The success of neural networks in computer vision tasks makes those an obvious job for deep learning, and a typical engineering approach might combine deep learning for vision with other learned or hard-coded modules to handle all aspects of driving. Increasingly, instead of designing and training separate individual models that must be coerced to work together by many talented engineers, autonomous driving developers are relying on clever models with high-quality training data and carefully thought out objective functions to learn a more comprehensive set of skills for driving. If we imagine the state of the self-driving technology stack and the direction the field is going, it might look something like the following block diagram.

4. Conclusions: When Can You Expect Your Car to Pick You Up?
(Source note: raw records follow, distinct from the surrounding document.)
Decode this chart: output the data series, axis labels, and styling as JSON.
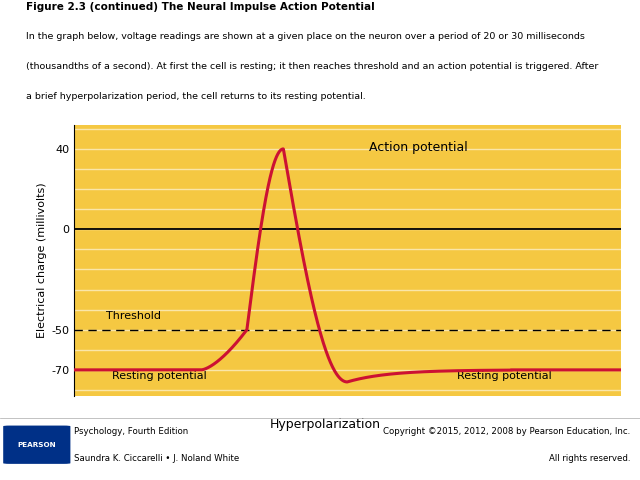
{
  "title_bold": "Figure 2.3 (continued) The Neural Impulse Action Potential",
  "subtitle_line1": "In the graph below, voltage readings are shown at a given place on the neuron over a period of 20 or 30 milliseconds",
  "subtitle_line2": "(thousandths of a second). At first the cell is resting; it then reaches threshold and an action potential is triggered. After",
  "subtitle_line3": "a brief hyperpolarization period, the cell returns to its resting potential.",
  "ylabel": "Electrical charge (millivolts)",
  "plot_bg_color": "#F5C842",
  "line_color": "#CC1133",
  "line_width": 2.2,
  "yticks": [
    -70,
    -50,
    0,
    40
  ],
  "ylim": [
    -83,
    52
  ],
  "xlim": [
    0,
    30
  ],
  "threshold_y": -50,
  "resting_y": -70,
  "action_peak_y": 40,
  "hyperpolar_y": -76,
  "label_action": "Action potential",
  "label_threshold": "Threshold",
  "label_resting_left": "Resting potential",
  "label_resting_right": "Resting potential",
  "label_hyperpolar": "Hyperpolarization",
  "footer_left_line1": "Psychology, Fourth Edition",
  "footer_left_line2": "Saundra K. Ciccarelli • J. Noland White",
  "footer_right_line1": "Copyright ©2015, 2012, 2008 by Pearson Education, Inc.",
  "footer_right_line2": "All rights reserved.",
  "pearson_blue": "#003087",
  "white_stripe_color": "#FFFFFF",
  "white_stripe_alpha": 0.55
}
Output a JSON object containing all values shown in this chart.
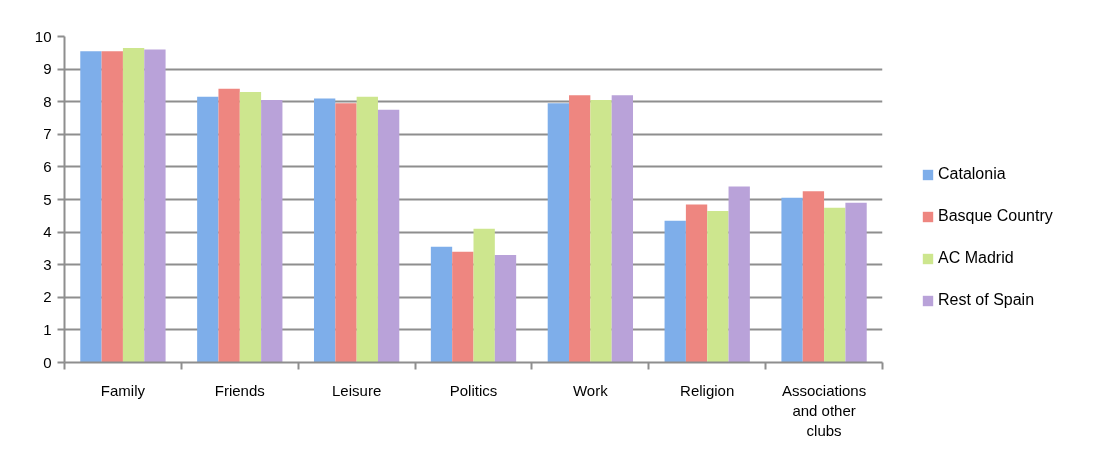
{
  "chart_data": {
    "type": "bar",
    "categories": [
      "Family",
      "Friends",
      "Leisure",
      "Politics",
      "Work",
      "Religion",
      "Associations and other clubs"
    ],
    "series": [
      {
        "name": "Catalonia",
        "color": "#7eaeea",
        "values": [
          9.55,
          8.15,
          8.1,
          3.55,
          7.95,
          4.35,
          5.05
        ]
      },
      {
        "name": "Basque Country",
        "color": "#ee8680",
        "values": [
          9.55,
          8.4,
          7.95,
          3.4,
          8.2,
          4.85,
          5.25
        ]
      },
      {
        "name": "AC Madrid",
        "color": "#cde68e",
        "values": [
          9.65,
          8.3,
          8.15,
          4.1,
          8.05,
          4.65,
          4.75
        ]
      },
      {
        "name": "Rest of Spain",
        "color": "#b9a2d9",
        "values": [
          9.6,
          8.05,
          7.75,
          3.3,
          8.2,
          5.4,
          4.9
        ]
      }
    ],
    "ylim": [
      0,
      10
    ],
    "yticks": [
      0,
      1,
      2,
      3,
      4,
      5,
      6,
      7,
      8,
      9,
      10
    ],
    "grid": "y",
    "legend": "right"
  }
}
The self-driving cars of a few decades ago were ahead of their time, constrained by computational limitations on processing time and data throughput. The major differentiator between then and now is the availability of powerful computational resources. Many researchers point to the stunning performance in the ImageNet Large Scale Visual Recognition Challenge by a convolutional neural network trained on a Graphics Processing Unit (GPU) in 2012 as the spark that ignited the modern resurgence in machine learning, characterized by training big models on big datasets and leveraging the parallel processing power of GPUs. This has fed into a virtuous cycle attracting additional interest and funding, leading to further accomplishments and wider utility domains, and ultimately driving further innovation with new twists on old ideas. There are still plenty of challenges to overcome to achieve fully autonomous vehicles we can trust, and there are sure to be many more exciting and unknown opportunities to solve interesting problems as computational resources continue to improve.

Given the consequences of the combinatorial explosion of messy real-world conditions and the high stakes involved, RL may need fundamental breakthroughs to make fully autonomous driving a reality. Learning how to handle unseen edge-cases, or training high-level imperatives like “the fundamental rule of the road is to get around while causing no harm,” are not things that RL does well. Focusing on correctly identifying a worn or mispainted lane marking, for example, is far less important than teaching a driving agent to anticipate and avoid a cyclist dodging out of the bike lane to avoid a pothole. The learning curve from lane-keeping and identifying obvious and known obstacles to zero-intervention driving is steep, and climbing it properly is the difference between reaping the rewards of technologies like fully autonomous vehicles and catastrophic consequences that postpone that future, perhaps indefinitely.